The current building is a low 1960s pebble dash originally built with one classroom/dining hall, toilets, office and kitchen with another classroom added since. Centrally located on a hill high above the Oban ferry slipway, the children are collected from here and there in a bright yellow school bus, all wearing masks of course at the moment. From the playground there is an amazing view across the sea loch to the mainland, especially stunning in bright winter sunshine when there is snow on the distant mountain tops.

Historically, education has seemed to be highly valued on the island even before the 1872 Education Act with its compulsory attendance for all those between five and 14.

The population size fluctuated and over the years there were schools at various locations serving the scattered townships. By the 1870s there were two public schools at Baligarve towards the north and Baligrundle further south. It was the remaining Baligarve children who made the trip to the new school at Achnacroish.

Walking as I do with my dog every day, one of my favourite walks is down by the Balnagowan loch. I was long perplexed by a little detached stone building almost opposite the old steading at Killandrist near the current heritage centre. It is a little bigger than one of those garages you get on suburban housing estates where you can only just squeeze in a modern car and remarkably well-preserved. I was astonished to discover it had been a school house. Passing by, it’s hard to visualise the rows of pupil 
desks and the schoolmaster out in front with perhaps a stove for winter warmth. The present island school seems vast by comparison.

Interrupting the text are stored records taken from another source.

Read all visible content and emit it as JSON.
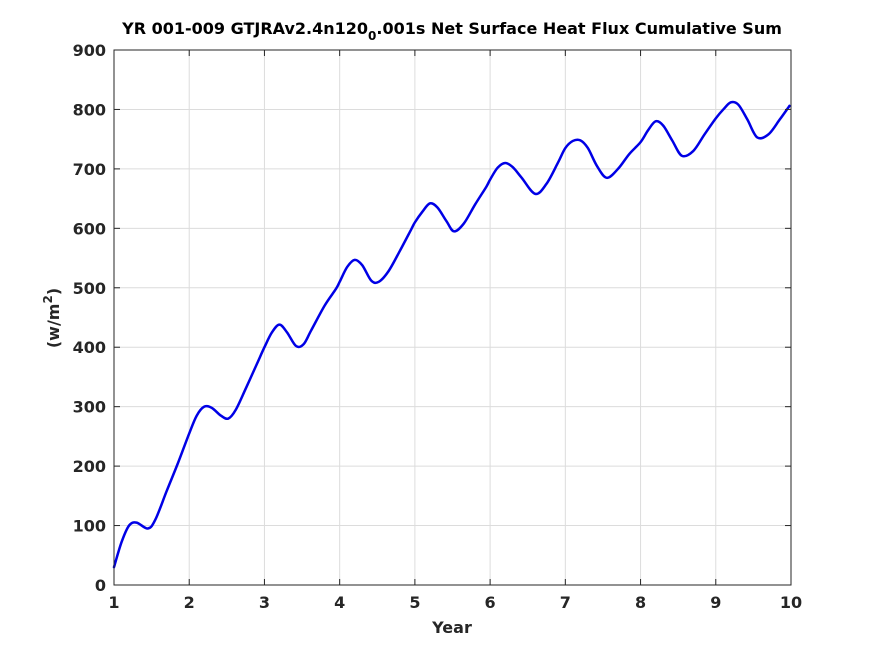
{
  "chart_data": {
    "type": "line",
    "title_main": "YR 001-009 GTJRAv2.4n120",
    "title_subscript": "0",
    "title_rest": ".001s Net Surface Heat Flux  Cumulative Sum",
    "xlabel": "Year",
    "ylabel_main": "(w/m",
    "ylabel_sup": "2",
    "ylabel_close": ")",
    "xlim": [
      1,
      10
    ],
    "ylim": [
      0,
      900
    ],
    "xticks": [
      1,
      2,
      3,
      4,
      5,
      6,
      7,
      8,
      9,
      10
    ],
    "yticks": [
      0,
      100,
      200,
      300,
      400,
      500,
      600,
      700,
      800,
      900
    ],
    "grid": true,
    "line_color": "#0000e6",
    "series": [
      {
        "x": [
          1.0,
          1.1,
          1.2,
          1.3,
          1.45,
          1.55,
          1.7,
          1.85,
          2.0,
          2.1,
          2.2,
          2.3,
          2.42,
          2.52,
          2.62,
          2.75,
          2.9,
          3.0,
          3.1,
          3.2,
          3.3,
          3.42,
          3.52,
          3.62,
          3.8,
          3.95,
          4.0,
          4.1,
          4.2,
          4.3,
          4.42,
          4.52,
          4.65,
          4.8,
          4.95,
          5.0,
          5.1,
          5.2,
          5.3,
          5.42,
          5.52,
          5.65,
          5.8,
          5.95,
          6.0,
          6.1,
          6.2,
          6.3,
          6.42,
          6.6,
          6.75,
          6.9,
          7.0,
          7.1,
          7.2,
          7.3,
          7.42,
          7.55,
          7.7,
          7.85,
          8.0,
          8.1,
          8.2,
          8.3,
          8.42,
          8.55,
          8.7,
          8.85,
          9.0,
          9.1,
          9.2,
          9.3,
          9.42,
          9.55,
          9.7,
          9.85,
          9.98
        ],
        "y": [
          30,
          72,
          100,
          105,
          95,
          110,
          158,
          205,
          255,
          285,
          300,
          298,
          285,
          280,
          295,
          330,
          372,
          400,
          425,
          438,
          425,
          402,
          405,
          428,
          470,
          498,
          510,
          535,
          547,
          538,
          512,
          510,
          528,
          562,
          598,
          610,
          628,
          642,
          635,
          612,
          595,
          608,
          640,
          670,
          682,
          702,
          710,
          703,
          685,
          658,
          675,
          710,
          735,
          747,
          748,
          735,
          705,
          685,
          700,
          725,
          745,
          765,
          780,
          773,
          748,
          722,
          730,
          758,
          785,
          800,
          812,
          808,
          783,
          753,
          758,
          783,
          806
        ]
      }
    ]
  }
}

Alexander Carmichael is typically shown in photographs looking stern with a long white beard and wild hair, and it’s very difficult to imagine him sitting quietly at one of those desks listening attentively to the teacher, but after attendance at the little Killandrist school he went on to study at Greenock Academy and then in Edinburgh. 

As an exciseman in the late 19th century he journeyed around the Highlands and west coast islands and on his travels collected the native songs, prayers and blessings previously only passed on by oral tradition. His extensive collection was finally published over many years in the six volumes of the Carmina Gadelica.